A banana plantation in the Canary Islands is not the first place most people would associate with high fashion, but that’s where acclaimed shoe designer Manolo Blahnik grew up. Based in London since 1968, Blahnik left his home in Santa Cruz de la Palma in 1965 to study architecture at the University of Geneva and art at L’École du Louvre in Paris.
This unique confluence of rural upbringing and cosmopolitan interests endeared Blahnik to friends like Paloma Picasso who, in 1971, introduced him to Diana Vreeland, the then-editor of “Vogue.” “Your shoes in these drawings are so amusing,” she famously told Blahnik after looking through his portfolio. “Go make shoes.”
Make shoes he did, designing for a boutique in Chelsea called Zapata, which he bought and renamed after himself in 1973. The financing for the purchase was the result of Blahnik’s first big break in 1972, when 1960s fashion icon Ossie Clark invited him to design shoes for his latest collection. Blahnik never looked back.
Blahnik’s shoes have always had one foot, if you will, in fashion and the other in architecture. A very early design from 1971 for Kansai Yamamoto featured a brick-shaped shoe made out of cork and covered in patent leather. In 1976, a shoe called Guge featured straps that were inspired by Frank Lloyd Wright’s Guggenheim Museum in New York City.
At other times in his career, Blahnik has treated his shoes almost as figures, bedecking a simple blue mule from the 1980s, for example, with a contrasting coral necklace on the vamp. His slides and slippers often drip with costume jewels until they resemble a Miriam Haskell or Trifari confection from the 1930s, ’40s, or ’50s.
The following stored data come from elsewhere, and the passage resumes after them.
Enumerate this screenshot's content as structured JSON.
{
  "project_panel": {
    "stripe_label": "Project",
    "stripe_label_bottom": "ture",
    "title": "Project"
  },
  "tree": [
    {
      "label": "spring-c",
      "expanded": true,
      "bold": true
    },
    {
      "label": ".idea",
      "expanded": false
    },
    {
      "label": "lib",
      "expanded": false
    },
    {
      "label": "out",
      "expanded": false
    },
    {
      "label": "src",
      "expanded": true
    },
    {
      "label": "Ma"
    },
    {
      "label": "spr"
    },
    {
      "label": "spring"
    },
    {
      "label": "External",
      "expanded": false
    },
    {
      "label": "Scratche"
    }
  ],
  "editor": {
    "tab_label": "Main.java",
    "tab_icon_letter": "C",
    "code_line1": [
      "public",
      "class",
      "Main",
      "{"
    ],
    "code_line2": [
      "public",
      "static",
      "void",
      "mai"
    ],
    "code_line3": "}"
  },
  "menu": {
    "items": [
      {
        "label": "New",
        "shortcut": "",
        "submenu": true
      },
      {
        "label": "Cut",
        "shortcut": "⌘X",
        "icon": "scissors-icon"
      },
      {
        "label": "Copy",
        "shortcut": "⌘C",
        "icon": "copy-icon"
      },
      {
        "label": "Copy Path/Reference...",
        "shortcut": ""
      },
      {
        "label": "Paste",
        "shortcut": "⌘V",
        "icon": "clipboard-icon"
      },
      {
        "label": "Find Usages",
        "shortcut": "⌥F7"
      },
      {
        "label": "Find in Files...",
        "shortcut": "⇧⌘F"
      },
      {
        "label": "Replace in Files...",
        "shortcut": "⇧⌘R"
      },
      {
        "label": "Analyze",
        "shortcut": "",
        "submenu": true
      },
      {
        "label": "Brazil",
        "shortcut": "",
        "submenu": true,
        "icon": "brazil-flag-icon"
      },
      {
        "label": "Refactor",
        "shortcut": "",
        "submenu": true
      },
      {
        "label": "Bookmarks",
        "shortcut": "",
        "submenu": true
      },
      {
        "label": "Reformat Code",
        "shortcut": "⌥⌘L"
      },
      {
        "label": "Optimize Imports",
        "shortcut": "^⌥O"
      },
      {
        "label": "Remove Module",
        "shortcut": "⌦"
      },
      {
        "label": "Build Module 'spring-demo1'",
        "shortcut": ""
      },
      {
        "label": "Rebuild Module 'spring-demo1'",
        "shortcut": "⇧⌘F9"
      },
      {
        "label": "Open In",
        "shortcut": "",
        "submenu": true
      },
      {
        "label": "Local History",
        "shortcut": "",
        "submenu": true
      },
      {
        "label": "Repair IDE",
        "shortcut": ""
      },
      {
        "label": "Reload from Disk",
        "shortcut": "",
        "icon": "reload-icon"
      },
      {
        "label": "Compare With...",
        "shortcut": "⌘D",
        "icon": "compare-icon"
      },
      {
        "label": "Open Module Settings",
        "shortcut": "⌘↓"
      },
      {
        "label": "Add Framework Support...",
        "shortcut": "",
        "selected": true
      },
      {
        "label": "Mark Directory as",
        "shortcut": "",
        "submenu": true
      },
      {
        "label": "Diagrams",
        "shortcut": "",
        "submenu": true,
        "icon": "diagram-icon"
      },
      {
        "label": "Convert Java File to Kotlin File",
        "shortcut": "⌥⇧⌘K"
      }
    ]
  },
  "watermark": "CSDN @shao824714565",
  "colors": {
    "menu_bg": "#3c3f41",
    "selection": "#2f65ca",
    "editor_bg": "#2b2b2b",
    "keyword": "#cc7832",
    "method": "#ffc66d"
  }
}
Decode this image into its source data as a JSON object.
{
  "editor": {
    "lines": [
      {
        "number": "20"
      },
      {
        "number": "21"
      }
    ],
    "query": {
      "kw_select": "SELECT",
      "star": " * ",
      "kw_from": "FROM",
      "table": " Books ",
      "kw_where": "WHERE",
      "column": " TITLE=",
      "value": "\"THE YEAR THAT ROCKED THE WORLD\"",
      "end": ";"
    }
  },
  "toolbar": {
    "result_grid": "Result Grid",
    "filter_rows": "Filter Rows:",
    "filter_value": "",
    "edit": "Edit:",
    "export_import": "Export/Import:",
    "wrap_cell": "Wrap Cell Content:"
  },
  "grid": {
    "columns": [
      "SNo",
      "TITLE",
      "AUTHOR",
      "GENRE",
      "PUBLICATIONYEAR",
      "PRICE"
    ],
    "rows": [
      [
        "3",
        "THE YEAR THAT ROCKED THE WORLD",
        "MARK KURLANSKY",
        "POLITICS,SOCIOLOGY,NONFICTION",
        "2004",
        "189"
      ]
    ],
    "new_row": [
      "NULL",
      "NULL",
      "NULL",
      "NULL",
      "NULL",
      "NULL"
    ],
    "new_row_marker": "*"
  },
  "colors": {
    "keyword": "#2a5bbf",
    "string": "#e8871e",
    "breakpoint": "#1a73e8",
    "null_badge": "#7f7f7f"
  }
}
No wonder noted collectibles author Judith Miller has described Blahnik’s shoes as “jewelry for the feet.”
One of the last one-man operations in the fashion industry, Blahnik is known for his craftsmanship and attention to even the smallest details. Despite his success, he carves the wooden lasts (or molds) for his shoes himself, as well as the heels. And even though he has a factory in Italy turning out his high-heel pumps, mid-heel halters, and sandals with vine-like ankle wraps, the handwork on Manolos, as they are collectively known, is so extensive that less than 100 pair are produced a day.
Over the years, Manolos have accented the fashions of everyone from Yves Saint Laurent and Christian Dior to Calvin Klein and Isaac Mizrahi. Clients have included two of Mick Jaggar’s wives (Bianca and Jerry Hall), Princess Di, Jackie O., Madonna, and Marge Simpson who, though not a client in the strict sense, reveals the extent of Blahnik’s reach into popular culture. Indeed, the obsession of the Carrie Bradshaw character in “Sex and the City,” which debuted in 1998, made Manolo Blahnik a household name.